On the Canada-U.S trade war:

“We are continuing to assess the impact of US tariffs and trade policy uncertainty, and how the Canadian economy is adjusting.”

“Canada’s outlook is further complicated by structural change—shifting trade relationships, the adoption of AI, and changes in demographics.”

John MacFarlane Price stability emphasized

The last word in the BoC’s statement is about inflation, with little change in language from the previous rate announcement:

“As the outlook evolves, we stand ready to respond as needed. The Bank is committed to ensuring that Canadians continue to have confidence in price stability through this period of global upheaval.”

John MacFarlane Iran war impact on economy ‘highly uncertain’

“The war in the Middle East has increased volatility in global energy prices and financial markets, and heightened the risks to the global economy,” the BoC announcement says. “The breadth and duration of the conflict, and hence its economic impacts, are highly uncertain.”

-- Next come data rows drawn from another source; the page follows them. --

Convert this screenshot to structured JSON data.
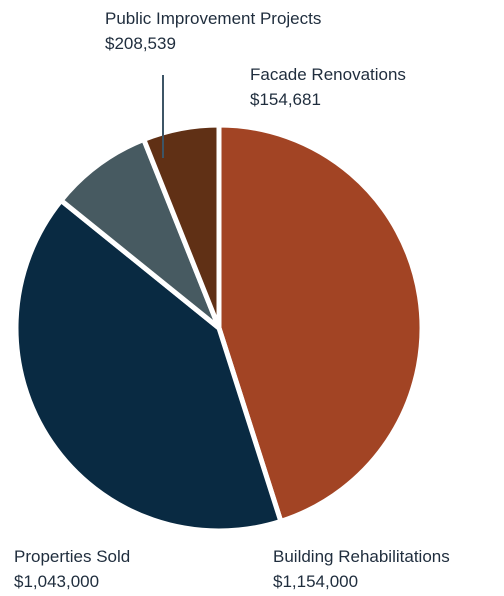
{
  "chart_data": {
    "type": "pie",
    "title": "",
    "slices": [
      {
        "label": "Building Rehabilitations",
        "value": 1154000,
        "value_text": "$1,154,000",
        "color": "#a24424"
      },
      {
        "label": "Properties Sold",
        "value": 1043000,
        "value_text": "$1,043,000",
        "color": "#092a42"
      },
      {
        "label": "Public Improvement Projects",
        "value": 208539,
        "value_text": "$208,539",
        "color": "#475a61"
      },
      {
        "label": "Facade Renovations",
        "value": 154681,
        "value_text": "$154,681",
        "color": "#603015"
      }
    ],
    "legend": "none",
    "leader_line_color": "#3d5566"
  }
}
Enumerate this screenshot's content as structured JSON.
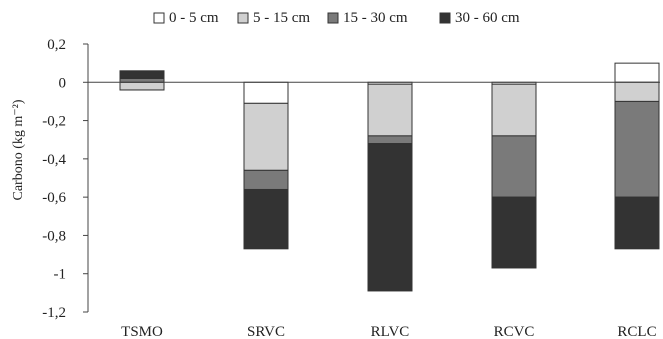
{
  "chart_data": {
    "type": "bar",
    "stacked": true,
    "ylabel": "Carbono (kg m⁻²)",
    "ylim": [
      -1.2,
      0.2
    ],
    "yticks": [
      0.2,
      0,
      -0.2,
      -0.4,
      -0.6,
      -0.8,
      -1,
      -1.2
    ],
    "ytick_labels": [
      "0,2",
      "0",
      "-0,2",
      "-0,4",
      "-0,6",
      "-0,8",
      "-1",
      "-1,2"
    ],
    "categories": [
      "TSMO",
      "SRVC",
      "RLVC",
      "RCVC",
      "RCLC"
    ],
    "legend_position": "top",
    "grid": false,
    "series": [
      {
        "name": "0 - 5 cm",
        "color": "#ffffff",
        "segments": [
          [
            0.0,
            -0.04
          ],
          [
            0.0,
            -0.11
          ],
          [
            0.0,
            -0.01
          ],
          [
            0.0,
            -0.01
          ],
          [
            0.0,
            0.1
          ]
        ]
      },
      {
        "name": "5 - 15 cm",
        "color": "#d0d0d0",
        "segments": [
          [
            -0.04,
            0.0
          ],
          [
            -0.11,
            -0.46
          ],
          [
            -0.01,
            -0.28
          ],
          [
            -0.01,
            -0.28
          ],
          [
            0.0,
            -0.1
          ]
        ]
      },
      {
        "name": "15 - 30 cm",
        "color": "#7a7a7a",
        "segments": [
          [
            0.0,
            0.02
          ],
          [
            -0.46,
            -0.56
          ],
          [
            -0.28,
            -0.32
          ],
          [
            -0.28,
            -0.6
          ],
          [
            -0.1,
            -0.6
          ]
        ]
      },
      {
        "name": "30 - 60 cm",
        "color": "#333333",
        "segments": [
          [
            0.02,
            0.06
          ],
          [
            -0.56,
            -0.87
          ],
          [
            -0.32,
            -1.09
          ],
          [
            -0.6,
            -0.97
          ],
          [
            -0.6,
            -0.87
          ]
        ]
      }
    ]
  }
}
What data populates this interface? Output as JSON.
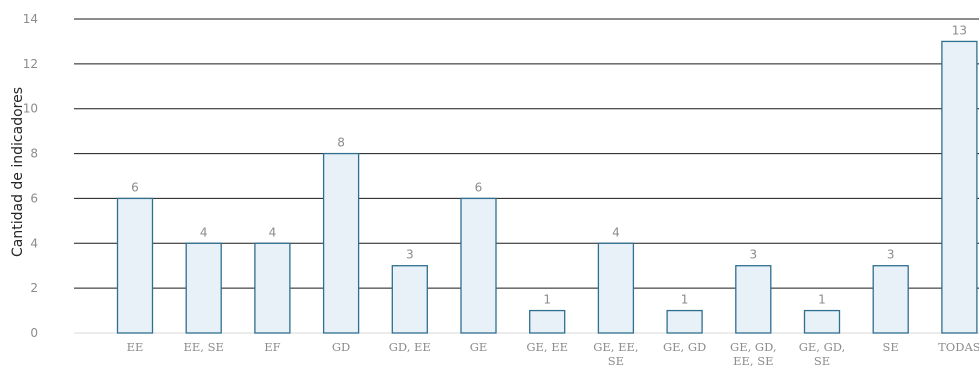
{
  "chart_data": {
    "type": "bar",
    "ylabel": "Cantidad de indicadores",
    "xlabel": "",
    "ylim": [
      0,
      14
    ],
    "yticks": [
      0,
      2,
      4,
      6,
      8,
      10,
      12,
      14
    ],
    "grid": true,
    "categories": [
      [
        "EE"
      ],
      [
        "EE, SE"
      ],
      [
        "EF"
      ],
      [
        "GD"
      ],
      [
        "GD, EE"
      ],
      [
        "GE"
      ],
      [
        "GE, EE"
      ],
      [
        "GE, EE,",
        "SE"
      ],
      [
        "GE, GD"
      ],
      [
        "GE, GD,",
        "EE, SE"
      ],
      [
        "GE, GD,",
        "SE"
      ],
      [
        "SE"
      ],
      [
        "TODAS"
      ]
    ],
    "values": [
      6,
      4,
      4,
      8,
      3,
      6,
      1,
      4,
      1,
      3,
      1,
      3,
      13
    ],
    "colors": {
      "bar_fill": "#e8f0f8",
      "bar_stroke": "#2f6f8f",
      "grid": "#1a1a1a",
      "baseline": "#d9d9d9",
      "text": "#8c8c8c"
    }
  }
}
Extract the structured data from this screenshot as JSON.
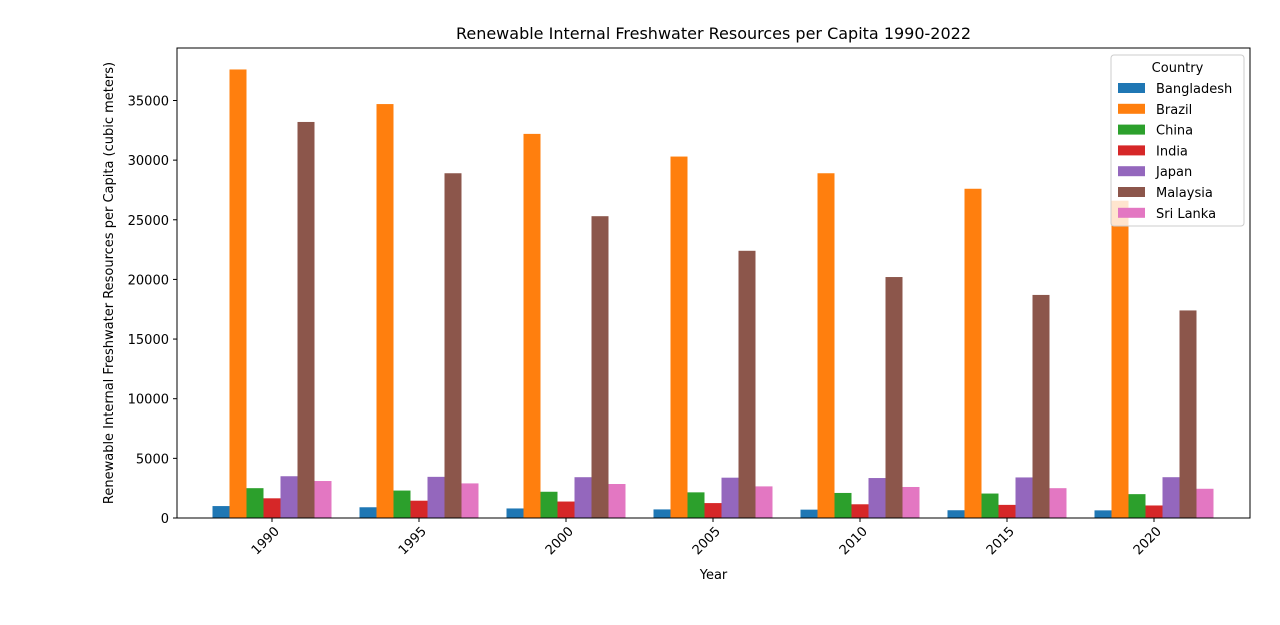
{
  "chart_data": {
    "type": "bar",
    "title": "Renewable Internal Freshwater Resources per Capita 1990-2022",
    "xlabel": "Year",
    "ylabel": "Renewable Internal Freshwater Resources per Capita (cubic meters)",
    "categories": [
      "1990",
      "1995",
      "2000",
      "2005",
      "2010",
      "2015",
      "2020"
    ],
    "yticks": [
      0,
      5000,
      10000,
      15000,
      20000,
      25000,
      30000,
      35000
    ],
    "ylim": [
      0,
      39400
    ],
    "grid": false,
    "legend": {
      "title": "Country",
      "placement": "top-right"
    },
    "series": [
      {
        "name": "Bangladesh",
        "color": "#1f77b4",
        "values": [
          1000,
          900,
          800,
          720,
          700,
          650,
          640
        ]
      },
      {
        "name": "Brazil",
        "color": "#ff7f0e",
        "values": [
          37600,
          34700,
          32200,
          30300,
          28900,
          27600,
          26600
        ]
      },
      {
        "name": "China",
        "color": "#2ca02c",
        "values": [
          2500,
          2300,
          2200,
          2150,
          2100,
          2050,
          2000
        ]
      },
      {
        "name": "India",
        "color": "#d62728",
        "values": [
          1650,
          1450,
          1380,
          1250,
          1150,
          1100,
          1050
        ]
      },
      {
        "name": "Japan",
        "color": "#9467bd",
        "values": [
          3500,
          3450,
          3420,
          3380,
          3350,
          3400,
          3420
        ]
      },
      {
        "name": "Malaysia",
        "color": "#8c564b",
        "values": [
          33200,
          28900,
          25300,
          22400,
          20200,
          18700,
          17400
        ]
      },
      {
        "name": "Sri Lanka",
        "color": "#e377c2",
        "values": [
          3100,
          2900,
          2850,
          2650,
          2600,
          2500,
          2450
        ]
      }
    ]
  }
}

John MacFarlane Downside risks to economy, upside inflation risks due to oil: BoC

“With recent data pointing to weaker economic activity and uncertainty elevated, risks to growth look tilted to the downside,” the BoC’s rate announcement says. “At the same time, inflation risks have gone up due to higher energy prices. We will continue to assess the impact of US tariffs and trade policy uncertainty, and how the Canadian economy is adjusting.”

BANK OF CANADA MAINTAINS POLICY RATE AT 2.25 PER CENT IN THIRD CONSECUTIVE RATE HOLD

Correction: Due to a reporting error, a previous version of this story misstated the odds of a December hike from LSEG. It is at 73.2 per cent.